Some over-the-counter (OTC) medications can be used to help you sleep. However, it is important that you speak to your doctor before ingesting anything.

Even over-the-counter medications can have side effects and may not help you resolve your sleep problems in the long term.

If your doctor thinks medication can help you, he may prescribe a sleep aid such as eszopiclone (Lunesta) or zolpidem (Ambien). Remember: these can be habit forming and should be taken with caution.

If your anxiety is interfering with your sleeping habits, try these lifestyle changes to help curb your anxiety and get a good night’s sleep.
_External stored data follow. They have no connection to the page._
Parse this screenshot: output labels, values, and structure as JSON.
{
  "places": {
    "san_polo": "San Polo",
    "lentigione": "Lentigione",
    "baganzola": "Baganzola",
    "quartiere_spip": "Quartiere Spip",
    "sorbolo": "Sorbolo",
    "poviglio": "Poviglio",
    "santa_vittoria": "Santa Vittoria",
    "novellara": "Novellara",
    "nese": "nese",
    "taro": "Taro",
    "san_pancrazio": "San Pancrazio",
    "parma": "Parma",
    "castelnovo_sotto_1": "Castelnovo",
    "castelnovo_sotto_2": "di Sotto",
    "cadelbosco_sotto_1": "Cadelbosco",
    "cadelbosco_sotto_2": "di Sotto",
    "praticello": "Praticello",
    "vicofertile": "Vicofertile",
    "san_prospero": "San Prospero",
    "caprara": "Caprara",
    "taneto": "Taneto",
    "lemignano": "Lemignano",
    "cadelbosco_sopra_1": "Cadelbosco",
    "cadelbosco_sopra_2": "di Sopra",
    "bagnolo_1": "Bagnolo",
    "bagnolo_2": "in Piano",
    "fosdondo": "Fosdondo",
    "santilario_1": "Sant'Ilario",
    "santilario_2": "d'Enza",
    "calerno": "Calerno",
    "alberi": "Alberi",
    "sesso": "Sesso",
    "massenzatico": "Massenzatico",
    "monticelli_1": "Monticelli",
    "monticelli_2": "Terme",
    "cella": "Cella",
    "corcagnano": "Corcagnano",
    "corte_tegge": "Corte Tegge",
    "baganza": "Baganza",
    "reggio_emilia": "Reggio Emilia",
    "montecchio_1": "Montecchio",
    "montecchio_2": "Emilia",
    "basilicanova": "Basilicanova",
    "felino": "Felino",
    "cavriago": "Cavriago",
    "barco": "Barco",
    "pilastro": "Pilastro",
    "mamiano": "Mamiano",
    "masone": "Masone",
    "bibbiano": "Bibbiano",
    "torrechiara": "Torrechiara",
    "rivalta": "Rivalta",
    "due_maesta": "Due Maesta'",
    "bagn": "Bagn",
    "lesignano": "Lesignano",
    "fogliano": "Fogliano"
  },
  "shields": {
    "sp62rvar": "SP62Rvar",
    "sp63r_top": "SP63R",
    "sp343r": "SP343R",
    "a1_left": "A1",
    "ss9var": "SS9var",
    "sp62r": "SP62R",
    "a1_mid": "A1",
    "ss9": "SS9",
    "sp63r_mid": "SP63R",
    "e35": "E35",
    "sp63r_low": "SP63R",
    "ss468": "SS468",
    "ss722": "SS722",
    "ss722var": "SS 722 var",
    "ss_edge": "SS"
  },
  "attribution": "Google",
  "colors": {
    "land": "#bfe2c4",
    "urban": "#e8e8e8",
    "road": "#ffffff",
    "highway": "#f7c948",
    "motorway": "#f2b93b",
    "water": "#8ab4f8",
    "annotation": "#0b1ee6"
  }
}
  • Just breathe. Try meditation or breathing exercises to help contain your anxiety before you go to sleep. Bathing can also help you relax and calm your mind and body, making it easier for you to fall asleep.
  • Try some magnesium. Magnesium supplements can help your anxiety and sleep. Magnesium’s relaxing effects may be due to its ability to regulate melatonin production, a hormone that controls your body’s sleep-wake cycle.
  • Turn off the electronics. Checking your phone or watching TV before bed can be overwhelming and will lead you to associate your bed with activity, not sleep.
  • Stick to a schedule. Exercise while you sleep by observing bedtime and wake-up times.
  • Training on the reg. Regular physical activity can help people fall asleep faster, spend more time in deep sleep, and wake up less often at night.
  • Avoid coffee and alcohol before bed. Stimulants like caffeine, alcohol, and nicotine can keep you awake and alert instead of feeling relaxed and sleepy.

Anxiety and insomnia are basically BFFs, but that doesn’t mean you have to stay friends.

You can make lifestyle changes to see if these help you sleep. But it’s a good idea to see a doctor if your anxiety and lack of sleep are disturbing your life.

Don’t calm down and assume that you don’t have to live on sleep. Your doctor can help you find the best treatment option so that you can sleep well again.